Adding New Block Types
The architecture supports mixed block types (Mamba2, MHA, RWKV-7, RWKV-8 ROSA) within a single model. To add a new block type:
1. Implement the Mixer Class
Create a new module that implements three methods:
class MyNewMixer(nn.Module):
def forward(self, hidden_states, inference_params=None, **kwargs):
"""Full-sequence forward pass. Input: (B, L, D). Output: (B, L, D)."""
...
def step(self, hidden_states, inference_params):
"""Single-token autoregressive step. Input: (B, 1, D). Output: (B, 1, D)."""
...
def allocate_inference_cache(self, batch_size, max_seqlen, dtype=None, **kwargs):
"""Allocate KV cache or recurrent state for inference."""
...
2. Register in create_block()
Add the new type to src/aegir/modules/block.py:
def create_block(arch, d_model, ...):
if arch in ("x", "X"): # new block type code
from my_module import MyNewMixer
mixer_cls = partial(MyNewMixer, **factory_kwargs, layer_idx=layer_idx)
...
Convention: lowercase letter = mixer only (no MLP), uppercase = mixer + SwiGLU MLP.
3. Add to Isotropic Forward Loop
In src/aegir/modules/isotropic.py, add the new block type to:
-
The regex pattern that parses layout strings:
layout_parse = re.findall(r"([mMtTrRwWxX])(\d+)", arch_layout) -
The forward loop’s block-type dispatch:
elif arch in ("x", "X"): layer_mixer_kwargs = {} # or whatever kwargs your mixer needs if hidden_states.dim() == 2: hidden_states = hidden_states.unsqueeze(0) residual = None if residual is None else residual.unsqueeze(0)
4. Test
# Verify the new block type instantiates and runs
uv run --no-sync python main.py
Project Structure
aegir/
main.py -- Smoke tests
train.py -- Training script (DDP, AMP, cosine LR)
src/aegir/
models/
config.py -- AegirConfig, SSMConfig, AttnConfig, RWKVConfig
aegir.py -- Recursive hierarchical backbone
heads.py -- AegirForCausalLM, AegirForColumnAnnotation
modules/
block.py -- Block factory (create_block)
isotropic.py -- Flat block stack with mixed types
dc.py -- Dynamic chunking (RoutingModule, ChunkLayer, DeChunkLayer)
rwkv7_tmix.py -- RWKV-7 full TimeMix (fla kernels)
rwkv.py -- RWKV-8 ROSA time mixing + relu^2 channel mixing
rosa.py -- ROSA suffix automaton (CPU-based)
mlp.py -- SwiGLU MLP
swarm/
state_fusion.py -- RWKVStateFusion (3 modes)
alignment.py -- AlignmentProjection (cross-agent state mapping)
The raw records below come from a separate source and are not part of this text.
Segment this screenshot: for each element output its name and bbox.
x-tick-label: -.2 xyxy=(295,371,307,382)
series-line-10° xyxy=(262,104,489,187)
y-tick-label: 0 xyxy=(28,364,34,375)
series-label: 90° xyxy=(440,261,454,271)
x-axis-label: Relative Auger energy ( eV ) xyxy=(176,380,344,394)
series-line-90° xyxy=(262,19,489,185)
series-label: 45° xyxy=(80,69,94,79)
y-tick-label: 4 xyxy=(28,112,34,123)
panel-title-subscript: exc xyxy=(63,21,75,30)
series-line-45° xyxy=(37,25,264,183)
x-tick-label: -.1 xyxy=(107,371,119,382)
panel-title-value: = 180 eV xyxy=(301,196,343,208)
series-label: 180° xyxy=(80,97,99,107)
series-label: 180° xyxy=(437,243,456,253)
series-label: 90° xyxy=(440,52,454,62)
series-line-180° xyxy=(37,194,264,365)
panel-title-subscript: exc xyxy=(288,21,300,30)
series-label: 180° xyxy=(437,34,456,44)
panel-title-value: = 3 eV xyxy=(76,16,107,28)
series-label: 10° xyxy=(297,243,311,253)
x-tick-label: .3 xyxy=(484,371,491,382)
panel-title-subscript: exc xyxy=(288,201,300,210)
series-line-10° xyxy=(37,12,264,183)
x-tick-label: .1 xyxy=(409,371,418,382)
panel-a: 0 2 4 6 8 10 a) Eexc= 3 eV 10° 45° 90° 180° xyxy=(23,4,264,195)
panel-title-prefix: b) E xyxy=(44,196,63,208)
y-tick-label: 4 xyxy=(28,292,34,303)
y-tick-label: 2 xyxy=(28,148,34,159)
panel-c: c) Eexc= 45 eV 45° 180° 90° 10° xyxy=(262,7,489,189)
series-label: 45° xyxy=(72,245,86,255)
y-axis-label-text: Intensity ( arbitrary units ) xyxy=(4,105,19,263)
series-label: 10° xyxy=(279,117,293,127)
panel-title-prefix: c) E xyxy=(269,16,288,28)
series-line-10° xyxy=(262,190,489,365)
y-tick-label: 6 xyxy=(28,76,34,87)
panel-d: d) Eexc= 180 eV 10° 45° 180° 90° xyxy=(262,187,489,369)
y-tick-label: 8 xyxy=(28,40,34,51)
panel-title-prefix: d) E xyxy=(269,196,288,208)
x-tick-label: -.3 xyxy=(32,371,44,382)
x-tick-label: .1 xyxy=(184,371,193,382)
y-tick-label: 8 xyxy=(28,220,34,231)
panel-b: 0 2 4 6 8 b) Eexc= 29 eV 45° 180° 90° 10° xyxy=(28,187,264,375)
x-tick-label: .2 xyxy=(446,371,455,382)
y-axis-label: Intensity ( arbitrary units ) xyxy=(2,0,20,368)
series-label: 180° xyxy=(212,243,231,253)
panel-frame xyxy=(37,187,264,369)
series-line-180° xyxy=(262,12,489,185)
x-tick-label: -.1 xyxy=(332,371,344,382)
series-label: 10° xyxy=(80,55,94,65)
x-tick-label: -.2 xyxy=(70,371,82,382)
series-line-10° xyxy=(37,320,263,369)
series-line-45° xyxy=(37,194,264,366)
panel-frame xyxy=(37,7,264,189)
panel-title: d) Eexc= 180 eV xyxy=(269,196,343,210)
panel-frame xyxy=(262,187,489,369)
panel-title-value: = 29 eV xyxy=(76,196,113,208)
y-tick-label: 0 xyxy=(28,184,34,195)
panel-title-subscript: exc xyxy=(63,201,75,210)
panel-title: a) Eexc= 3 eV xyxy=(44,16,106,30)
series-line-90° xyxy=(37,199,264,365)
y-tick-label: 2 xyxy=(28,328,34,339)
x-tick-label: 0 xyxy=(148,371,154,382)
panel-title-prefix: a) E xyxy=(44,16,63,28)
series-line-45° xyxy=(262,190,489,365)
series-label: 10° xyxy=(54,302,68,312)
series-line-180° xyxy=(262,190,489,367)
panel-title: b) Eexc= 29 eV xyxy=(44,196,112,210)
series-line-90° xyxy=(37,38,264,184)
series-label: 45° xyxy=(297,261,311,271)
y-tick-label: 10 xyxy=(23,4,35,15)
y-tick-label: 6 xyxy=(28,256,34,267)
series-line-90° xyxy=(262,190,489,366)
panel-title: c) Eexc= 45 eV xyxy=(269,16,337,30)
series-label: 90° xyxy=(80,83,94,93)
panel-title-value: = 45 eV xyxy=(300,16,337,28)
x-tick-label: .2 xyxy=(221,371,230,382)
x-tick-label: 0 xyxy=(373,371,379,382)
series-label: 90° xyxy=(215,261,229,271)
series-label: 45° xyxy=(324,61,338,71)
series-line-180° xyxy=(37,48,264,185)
specialist.py -- FrozenSpecialist wrapper
orchestrator.py -- SwarmOrchestrator (K2.5 PARL)
data/
serialization.py -- Table-to-byte-sequence serialization
context_select.py -- MMR context column selection
table_dataset.py -- PyTorch dataset for table benchmarks
utils/
train.py -- Load balancing loss, F1 metrics, param grouping
docs/ -- mdbook documentation (this book)
ref/ -- Reference papers
Documentation
Build and serve the documentation locally:
mdbook build docs/
mdbook serve docs/ # serves at http://localhost:3000
The documentation uses mdbook with katex (math), mermaid (diagrams), and d2 (architecture diagrams) plugins, all provisioned by devenv.